Yes indeed. Exception should provide data about what the problem IS, 
condition on what are option to recover.

> In other words, an input error where you can recover by skipping the bad
> data is qualitatively different from an input error where skipping
> doesn't fix the problem. These two should be treated as distinct
> Conditions. Basically, I want to guarantee that for some Condition c,
> action A will *always* be available to the handler. Then the handler
> won't need excessive checking (if A1 is available but A2 is not, then
> use A1; else if A1 is not available but A2 is available, ... etc.). It
> can count on all options being actually present.
>

Agreed.

> Back to your code.
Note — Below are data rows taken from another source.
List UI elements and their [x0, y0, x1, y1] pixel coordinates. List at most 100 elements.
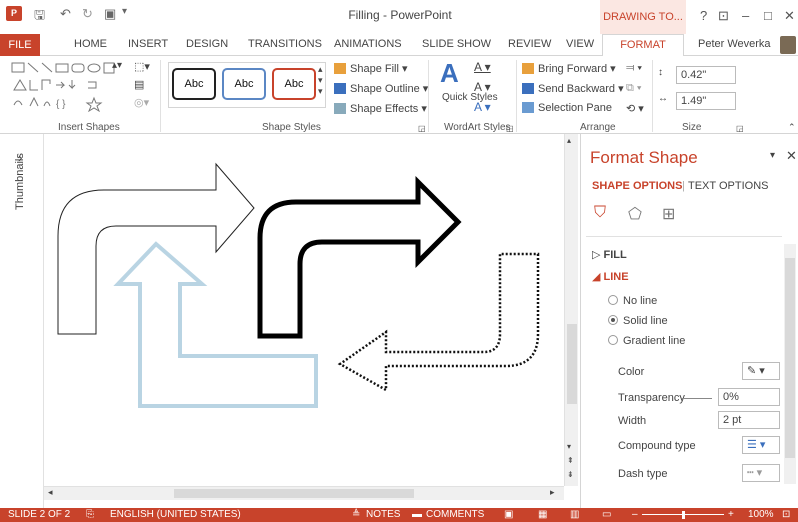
- bring-forward-button[interactable]: Bring Forward ▾: [522, 62, 616, 75]
- rotate-icon[interactable]: ⟲ ▾: [626, 102, 644, 115]
- next-slide-icon[interactable]: ⇟: [567, 470, 574, 479]
- horizontal-scrollbar[interactable]: ◂ ▸: [44, 486, 564, 500]
- dialog-launcher-icon[interactable]: ◲: [506, 124, 514, 133]
- tab-text-options[interactable]: TEXT OPTIONS: [688, 180, 768, 192]
- pane-scrollbar[interactable]: [784, 244, 796, 484]
- tab-slide-show[interactable]: SLIDE SHOW: [422, 38, 491, 50]
- style-sample-blue[interactable]: Abc: [222, 68, 266, 100]
- selection-pane-button[interactable]: Selection Pane: [522, 102, 612, 114]
- text-effects-icon[interactable]: A ▾: [474, 100, 491, 114]
- paint-bucket-icon: [334, 63, 346, 74]
- shape-styles-label: Shape Styles: [262, 122, 321, 133]
- previous-slide-icon[interactable]: ⇞: [567, 456, 574, 465]
- dialog-launcher-icon[interactable]: ◲: [736, 124, 744, 133]
- notes-icon: ≜: [352, 509, 361, 520]
- gradient-line-option[interactable]: Gradient line: [608, 335, 685, 347]
- scroll-left-icon[interactable]: ◂: [48, 487, 53, 498]
- close-pane-icon[interactable]: ✕: [786, 148, 797, 164]
- maximize-button[interactable]: □: [764, 8, 772, 23]
- text-box-icon[interactable]: ▤: [134, 78, 144, 91]
- notes-button[interactable]: NOTES: [366, 509, 400, 520]
- tab-shape-options[interactable]: SHAPE OPTIONS: [592, 180, 682, 192]
- pane-options-icon[interactable]: ▾: [770, 150, 775, 161]
- customize-qat-icon[interactable]: ▾: [122, 6, 127, 17]
- shape-outline-button[interactable]: Shape Outline ▾: [334, 82, 428, 95]
- transparency-input[interactable]: 0%: [718, 388, 780, 406]
- redo-icon[interactable]: ↻: [82, 6, 93, 22]
- tab-review[interactable]: REVIEW: [508, 38, 551, 50]
- scroll-down-icon[interactable]: ▾: [567, 442, 571, 451]
- reading-view-icon[interactable]: ▥: [570, 509, 579, 520]
- style-sample-black[interactable]: Abc: [172, 68, 216, 100]
- spell-check-icon[interactable]: ⎘: [86, 509, 94, 520]
- send-backward-button[interactable]: Send Backward ▾: [522, 82, 624, 95]
- line-width-input[interactable]: 2 pt: [718, 411, 780, 429]
- fill-section-header[interactable]: ▷ FILL: [592, 248, 627, 261]
- slide-sorter-icon[interactable]: ▦: [538, 509, 547, 520]
- slideshow-view-icon[interactable]: ▭: [602, 509, 611, 520]
- transparency-slider[interactable]: [682, 398, 712, 399]
- divider: [160, 60, 161, 132]
- language-indicator[interactable]: ENGLISH (UNITED STATES): [110, 509, 241, 520]
- text-fill-icon[interactable]: A ▾: [474, 60, 491, 74]
- pencil-icon: [334, 83, 346, 94]
- avatar[interactable]: [780, 36, 796, 54]
- ribbon-display-button[interactable]: ⊡: [718, 8, 729, 24]
- shape-height-input[interactable]: 0.42": [676, 66, 736, 84]
- size-properties-icon[interactable]: ⊞: [662, 204, 675, 224]
- no-line-option[interactable]: No line: [608, 295, 657, 307]
- help-button[interactable]: ?: [700, 8, 707, 23]
- quick-styles-icon[interactable]: A: [440, 58, 459, 89]
- dash-type-dropdown[interactable]: ┅ ▾: [742, 464, 780, 482]
- slideshow-icon[interactable]: ▣: [104, 6, 116, 22]
- vertical-scrollbar[interactable]: ▴ ▾ ⇞ ⇟: [564, 134, 578, 486]
- shape-width-input[interactable]: 1.49": [676, 92, 736, 110]
- tab-file[interactable]: FILE: [0, 34, 40, 56]
- undo-icon[interactable]: ↶: [60, 6, 71, 22]
- text-outline-icon[interactable]: A ▾: [474, 80, 491, 94]
- fill-line-icon[interactable]: ⛉: [594, 204, 606, 222]
- shape-fill-button[interactable]: Shape Fill ▾: [334, 62, 408, 75]
- tab-home[interactable]: HOME: [74, 38, 107, 50]
- pane-scroll-thumb[interactable]: [785, 258, 795, 458]
- tab-view[interactable]: VIEW: [566, 38, 594, 50]
- drawing-tools-label: DRAWING TO...: [600, 0, 686, 34]
- zoom-slider-thumb[interactable]: [682, 511, 685, 519]
- comments-button[interactable]: COMMENTS: [426, 509, 484, 520]
- tab-format[interactable]: FORMAT: [602, 34, 684, 57]
- scroll-up-icon[interactable]: ▴: [567, 136, 571, 145]
- horizontal-scroll-thumb[interactable]: [174, 489, 414, 498]
- merge-shapes-icon[interactable]: ◎▾: [134, 96, 149, 109]
- close-button[interactable]: ✕: [784, 8, 795, 24]
- group-icon[interactable]: ⧉ ▾: [626, 82, 642, 95]
- gallery-scroll-icon[interactable]: ▴ ▾ ▾: [318, 64, 323, 97]
- zoom-level[interactable]: 100%: [748, 509, 774, 520]
- compound-type-dropdown[interactable]: ☰ ▾: [742, 436, 780, 454]
- solid-line-option[interactable]: Solid line: [608, 315, 668, 327]
- line-section-header[interactable]: ◢ LINE: [592, 270, 629, 283]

We can implement this idea by defining a template for
> each of the possible conditions. So code in runTransient always raises a
> transient condition if it fails, runReroutable always raises a
> reroutable condition if it fails (reroutable = failing component X can
> be replaced by component Y). I don't know if this is too inflexible, but
> trying to mix multiple conditions into a single operation seems to turn
> the code into spaghetti:
>
> 	int x, y, z;
> 	retry1:
> 		doSomething(x, y, z);
> 	retry2:
> 		if (problem1)
> 			raise(condition1);
> 		else if (problem2)
> 			raise(condition2);
> 		...
> 	handleCondition(condition1):
> 		if (recoveryAction1) {
> 			fiddleWith(x);
> 			goto retry1;
> 		} else if (recoveryAction2) {
> 			doSomethingElse(x,y,z);
> 			goto retry2;
> 		}
> 	handleCondition(condition2):
> 		if (recoveryAction3) {
> 			fiddleWith(y);
> 			goto retry1;
> 		} else if (recoveryAction4) {
> 			fiddleWith(z);
> 			doSomethingElse(x,y,z);
> 			goto retry2;
> 		}
>
> So I don't think this is the right way to go. Each operation should have
> a single condition with a well-defined set of recovery methods, not some
> arbitrary combination of multiple conditions.
>
> What do you think?
>

It is exactly what lead me to create template for such cases. 
Additionnaly, thoses templates should include a way to generate the 
Exception, but I ran into a strangeness of D when exprimenting with and 
did had time to come up with something working for that. The condition 
handling and the actual operation must be separated to avoid code 
duplication and ensure separation of concerns.

The current design allow to create new Conditions, in the lib but also 
in user code.

If we can find a way to handle properly the Exception crazy casting 
problem we have here a very nice way to handle errors.